The Dabbawala tradition is more than a century old. It was begun by a man from the Maval region of Maharashtra. He was one of many people who came to Bombay, to find work. He worked at the harbor and around the city, hauling goods. He then decided to start a service delivering food from home to people working in government offices in the city.
The idea caught on and Mahadu Bacche was joined by others from Maval looking for work. The Mumbai Dabbawala network was born in the beginning of the twentieth century. It has survived to this day.
Mumbai's Dabbawala: The Uncommon Story Of The Common Man traces the history of this network of food delivery men. The service thrived for many years, then it ran into trouble during the final decades of the previous century. In the 1980s and 1990s, the network began to fall apart, as the workers fought among themselves and the central management of the network lost control control over them.
Then, Raghunath Medge came on the scene. An educated man, he had joined the Dabbawala network on his father’s death. When he took up the work, the Dabbawala profession and their association was in deep trouble. Raghunath Medge began to reorganize the network. He also began to use English alphabets instead of symbols to mark the lunch boxes.
He soon had the network back on its feet and functioning smoothly. After his reforms, the Dabbawalas began to attract attention from business gurus. They even received the Six Sigma rating which meant that they were so organized and efficient that they hardly made a single mistake in millions of deliveries.

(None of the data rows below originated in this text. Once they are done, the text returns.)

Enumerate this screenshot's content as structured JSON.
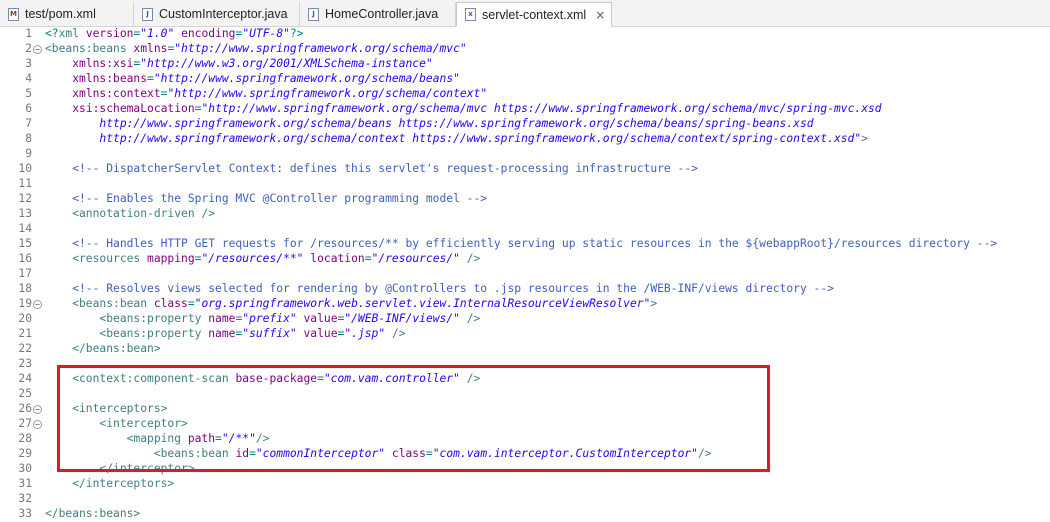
{
  "tabs": [
    {
      "label": "test/pom.xml",
      "icon": "xml-file-icon"
    },
    {
      "label": "CustomInterceptor.java",
      "icon": "java-file-icon"
    },
    {
      "label": "HomeController.java",
      "icon": "java-file-icon"
    },
    {
      "label": "servlet-context.xml",
      "icon": "xml-file-icon",
      "active": true
    }
  ],
  "close_glyph": "×",
  "editor": {
    "lines": [
      {
        "n": "1",
        "segs": [
          [
            "pun",
            "<?"
          ],
          [
            "tag",
            "xml "
          ],
          [
            "attr",
            "version"
          ],
          [
            "pun",
            "="
          ],
          [
            "val",
            "\"1.0\""
          ],
          [
            "pun",
            " "
          ],
          [
            "attr",
            "encoding"
          ],
          [
            "pun",
            "="
          ],
          [
            "val",
            "\"UTF-8\""
          ],
          [
            "pun",
            "?>"
          ]
        ]
      },
      {
        "n": "2",
        "fold": true,
        "segs": [
          [
            "tag",
            "<beans:beans "
          ],
          [
            "attr",
            "xmlns"
          ],
          [
            "pun",
            "="
          ],
          [
            "val",
            "\"http://www.springframework.org/schema/mvc\""
          ]
        ]
      },
      {
        "n": "3",
        "segs": [
          [
            "pun",
            "    "
          ],
          [
            "attr",
            "xmlns:xsi"
          ],
          [
            "pun",
            "="
          ],
          [
            "val",
            "\"http://www.w3.org/2001/XMLSchema-instance\""
          ]
        ]
      },
      {
        "n": "4",
        "segs": [
          [
            "pun",
            "    "
          ],
          [
            "attr",
            "xmlns:beans"
          ],
          [
            "pun",
            "="
          ],
          [
            "val",
            "\"http://www.springframework.org/schema/beans\""
          ]
        ]
      },
      {
        "n": "5",
        "segs": [
          [
            "pun",
            "    "
          ],
          [
            "attr",
            "xmlns:context"
          ],
          [
            "pun",
            "="
          ],
          [
            "val",
            "\"http://www.springframework.org/schema/context\""
          ]
        ]
      },
      {
        "n": "6",
        "segs": [
          [
            "pun",
            "    "
          ],
          [
            "attr",
            "xsi:schemaLocation"
          ],
          [
            "pun",
            "="
          ],
          [
            "val",
            "\"http://www.springframework.org/schema/mvc https://www.springframework.org/schema/mvc/spring-mvc.xsd"
          ]
        ]
      },
      {
        "n": "7",
        "segs": [
          [
            "val",
            "        http://www.springframework.org/schema/beans https://www.springframework.org/schema/beans/spring-beans.xsd"
          ]
        ]
      },
      {
        "n": "8",
        "segs": [
          [
            "val",
            "        http://www.springframework.org/schema/context https://www.springframework.org/schema/context/spring-context.xsd\""
          ],
          [
            "tag",
            ">"
          ]
        ]
      },
      {
        "n": "9",
        "segs": []
      },
      {
        "n": "10",
        "segs": [
          [
            "com",
            "    <!-- DispatcherServlet Context: defines this servlet's request-processing infrastructure -->"
          ]
        ]
      },
      {
        "n": "11",
        "segs": []
      },
      {
        "n": "12",
        "segs": [
          [
            "com",
            "    <!-- Enables the Spring MVC @Controller programming model -->"
          ]
        ]
      },
      {
        "n": "13",
        "segs": [
          [
            "tag",
            "    <annotation-driven />"
          ]
        ]
      },
      {
        "n": "14",
        "segs": []
      },
      {
        "n": "15",
        "segs": [
          [
            "com",
            "    <!-- Handles HTTP GET requests for /resources/** by efficiently serving up static resources in the ${webappRoot}/resources directory -->"
          ]
        ]
      },
      {
        "n": "16",
        "segs": [
          [
            "tag",
            "    <resources "
          ],
          [
            "attr",
            "mapping"
          ],
          [
            "pun",
            "="
          ],
          [
            "val",
            "\"/resources/**\""
          ],
          [
            "pun",
            " "
          ],
          [
            "attr",
            "location"
          ],
          [
            "pun",
            "="
          ],
          [
            "val",
            "\"/resources/\""
          ],
          [
            "tag",
            " />"
          ]
        ]
      },
      {
        "n": "17",
        "segs": []
      },
      {
        "n": "18",
        "segs": [
          [
            "com",
            "    <!-- Resolves views selected for rendering by @Controllers to .jsp resources in the /WEB-INF/views directory -->"
          ]
        ]
      },
      {
        "n": "19",
        "fold": true,
        "segs": [
          [
            "tag",
            "    <beans:bean "
          ],
          [
            "attr",
            "class"
          ],
          [
            "pun",
            "="
          ],
          [
            "val",
            "\"org.springframework.web.servlet.view.InternalResourceViewResolver\""
          ],
          [
            "tag",
            ">"
          ]
        ]
      },
      {
        "n": "20",
        "segs": [
          [
            "tag",
            "        <beans:property "
          ],
          [
            "attr",
            "name"
          ],
          [
            "pun",
            "="
          ],
          [
            "val",
            "\"prefix\""
          ],
          [
            "pun",
            " "
          ],
          [
            "attr",
            "value"
          ],
          [
            "pun",
            "="
          ],
          [
            "val",
            "\"/WEB-INF/views/\""
          ],
          [
            "tag",
            " />"
          ]
        ]
      },
      {
        "n": "21",
        "segs": [
          [
            "tag",
            "        <beans:property "
          ],
          [
            "attr",
            "name"
          ],
          [
            "pun",
            "="
          ],
          [
            "val",
            "\"suffix\""
          ],
          [
            "pun",
            " "
          ],
          [
            "attr",
            "value"
          ],
          [
            "pun",
            "="
          ],
          [
            "val",
            "\".jsp\""
          ],
          [
            "tag",
            " />"
          ]
        ]
      },
      {
        "n": "22",
        "segs": [
          [
            "tag",
            "    </beans:bean>"
          ]
        ]
      },
      {
        "n": "23",
        "segs": []
      },
      {
        "n": "24",
        "segs": [
          [
            "tag",
            "    <context:component-scan "
          ],
          [
            "attr",
            "base-package"
          ],
          [
            "pun",
            "="
          ],
          [
            "val",
            "\"com.vam.controller\""
          ],
          [
            "tag",
            " />"
          ]
        ]
      },
      {
        "n": "25",
        "segs": []
      },
      {
        "n": "26",
        "fold": true,
        "segs": [
          [
            "tag",
            "    <interceptors>"
          ]
        ]
      },
      {
        "n": "27",
        "fold": true,
        "segs": [
          [
            "tag",
            "        <interceptor>"
          ]
        ]
      },
      {
        "n": "28",
        "segs": [
          [
            "tag",
            "            <mapping "
          ],
          [
            "attr",
            "path"
          ],
          [
            "pun",
            "="
          ],
          [
            "val",
            "\"/**\""
          ],
          [
            "tag",
            "/>"
          ]
        ]
      },
      {
        "n": "29",
        "segs": [
          [
            "tag",
            "                <beans:bean "
          ],
          [
            "attr",
            "id"
          ],
          [
            "pun",
            "="
          ],
          [
            "val",
            "\"commonInterceptor\""
          ],
          [
            "pun",
            " "
          ],
          [
            "attr",
            "class"
          ],
          [
            "pun",
            "="
          ],
          [
            "val",
            "\"com.vam.interceptor.CustomInterceptor\""
          ],
          [
            "tag",
            "/>"
          ]
        ]
      },
      {
        "n": "30",
        "segs": [
          [
            "tag",
            "        </interceptor>"
          ]
        ]
      },
      {
        "n": "31",
        "segs": [
          [
            "tag",
            "    </interceptors>"
          ]
        ]
      },
      {
        "n": "32",
        "segs": []
      },
      {
        "n": "33",
        "segs": [
          [
            "tag",
            "</beans:beans>"
          ]
        ]
      }
    ]
  },
  "highlight": {
    "color": "#e01a24"
  }
}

The BBC made a documentary on the Dabbawalas captured the attention of Prince Charles. On a visit to India, he met the Dabbawalas and they received an invitation to attend his wedding in 2005. Raghunath Medge and another associate attended the wedding, and the Dabbawalas were definitely in the spotlight after this.
It is an incredible and inspiring story, about a small network of laborers who deliver food to office workers. Most people would not even have given them a second thought. But, by transforming themselves into a smoothly operating business association, they grabbed the attention of the world.
Mumbai's Dabbawala: The Uncommon Story Of The Common Man is told from the point of view of two people, One, Raghunath Medge, is personally involved and is in fact credited with turning things around for the business and making it a success story. The other viewpoint, a third person perspective, is provided by the author, Shobha Bondre.
About the Author : -
Shobha Bondre is a popular Marathi writer.
Her other book is Dhandha : How Gujaratis Do Business.
Shobha Bondre has been writing for more than 25 years now, and she has also contributed to other publications in Maharashtra. She has written dialogues for many Marathi Television series. Her work has received many honors and awards, among them the Maharashtra State Award for The Best Novel for her book, Saata Samudrapar. Her books are now being translated into English for a wider readership.